Por fim, Moraes herdou de Celso de Mello o inquérito sobre a suposta interferência de Bolsonaro na Polícia Federal, em razão da troca na direção da corporação em 2019. Nesse caso, a Procuradoria-Geral da República (PGR) pediu o arquivamento, mas Moraes mantém o inquérito ativo. Em todos esses casos, o ministro mantém interlocução direta com delegados de sua confiança da PF que sempre buscam, por ordem do ministro, abrir novas linhas de apuração, sobre suspeitas que inicialmente não faziam parte do objeto original da investigação.
No inquérito das fake news, Bolsonaro passou a ser investigado em razão da mesma live de julho de 2021 que questionou as urnas eletrônicas – a investigação tinha por objetivo inicial, quando de sua abertura em 2019, desvendar “ataques” à “honorabilidade” dos ministros.
Para Moraes, Bolsonaro teria se posicionado de forma “criminosa e atentatória às instituições”, imputando aos ministros do STF a intenção de fraudar a eleição deste ano para favorecer Lula, além de dizer que o voto eletrônico é fraudado e não é auditável. A ligação com o inquérito das fake news estaria no fato de que essas “afirmações falsas” fariam parte de uma “narrativa” que deslegitima as instituições, incluindo o STF, para destituir as pessoas que as representam e substituí-las por outras alinhadas a Bolsonaro.

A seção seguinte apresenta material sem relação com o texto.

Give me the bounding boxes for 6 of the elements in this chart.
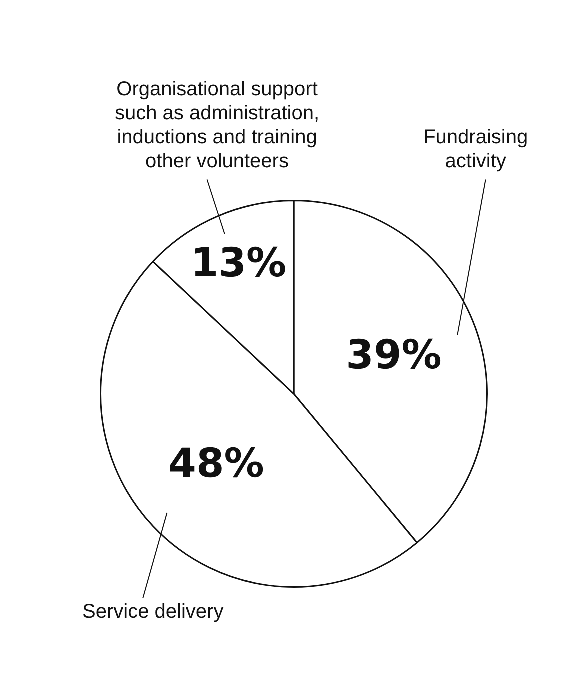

Posteriormente, porém, Moraes passou a investigar Bolsonaro pelos mesmos fatos no inquérito das milícias digitais, aberto também em 2021 com o objetivo de apurar o financiamento da disseminação, nas redes sociais, de “ataques” às instituições, ao estado de direito e à democracia – escopo semelhante ao que se tornou o inquérito das fake news.
Também sob a relatoria de Moraes tramita outro inquérito para investigar Bolsonaro em razão da divulgação, em agosto de 2021, de uma investigação da PF sobre um ataque hacker ao TSE em 2018. A PGR já pediu o arquivamento do caso por considerar que a investigação não era sigilosa, mas Moraes estendeu a duração do inquérito para vasculhar as trocas de mensagens do presidente com seu ajudante de ordens, o militar Mauro Cid.
Embora não constituam inquéritos, existem ainda no STF outras “apurações preliminares” contra Bolsonaro abertas a partir das investigações da CPI da Covid. No total, foram abertos dez procedimentos do tipo, e a PGR já pediu o arquivamento de nove. Um dos casos, sob a condução de Luís Roberto Barroso, foi prorrogado por 60 dias no início de dezembro. Caberá ao ministro decidir se ele descerá para a primeira instância ao fim desse prazo.